Na noite desta quarta-feira (6), a PF encontrou impressões digitais do peemedebista no apartamento . As impressões digitais reforçam as suspeitas de ligação do ex-ministro com o dinheiro, comprovando que ele esteve no imóvel onde a quantia milionária estava guardada. Além disso, segundo os procuradores, duas testemunhas – uma delas o dono do imóvel –confirmaram à polícia que o ex-ministro usava o apartamento emprestado, a pretexto de guardar pertences do pai que morreu no ano passado.

Operação Cui Bono

A ação da PF desta sexta-feira (8) trata-se de uma nova fase da Operação Cui Bono, que investiga fraudes na Caixa Econômica Federal. Além do ex-ministro, o seu ex-assessor Gustavo Ferraz, também foi preso preventivamente.
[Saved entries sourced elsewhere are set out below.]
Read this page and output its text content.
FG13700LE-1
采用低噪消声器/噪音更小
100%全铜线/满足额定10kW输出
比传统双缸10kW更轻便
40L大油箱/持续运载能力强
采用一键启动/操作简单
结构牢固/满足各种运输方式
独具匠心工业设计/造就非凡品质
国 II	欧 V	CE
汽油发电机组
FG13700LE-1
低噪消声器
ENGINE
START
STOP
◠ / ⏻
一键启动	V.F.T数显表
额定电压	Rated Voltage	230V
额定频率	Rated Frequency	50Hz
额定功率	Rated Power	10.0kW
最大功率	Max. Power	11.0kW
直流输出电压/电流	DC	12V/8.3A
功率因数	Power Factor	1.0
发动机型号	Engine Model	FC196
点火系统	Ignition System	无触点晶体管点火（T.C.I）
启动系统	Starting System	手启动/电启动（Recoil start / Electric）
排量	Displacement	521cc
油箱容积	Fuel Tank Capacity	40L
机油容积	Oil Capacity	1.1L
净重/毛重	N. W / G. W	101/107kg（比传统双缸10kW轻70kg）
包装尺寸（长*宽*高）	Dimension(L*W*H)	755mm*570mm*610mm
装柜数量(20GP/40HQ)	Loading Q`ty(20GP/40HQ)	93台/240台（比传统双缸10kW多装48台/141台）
A polícia cumpre ainda outros três mandados de busca e apreensão, todos na capital baiana. Um dos mandados foi cumprido na casa da mãe do peemedebista, que mora no mesmo prédio do filho. Por esse motivo, a PF demorou cerca de uma hora dentro do edifício, por volta das 5h40 às 6h40.

Geddel deixou o prédio pouco depois das 7h. Ele foi levado no banco de trás de uma viatura da PF, e chegou ao aeroporto Luiz Eduardo Magalhães cerca de meia hora depois, para ser levado a Brasília, onde ficará à disposição da Polícia.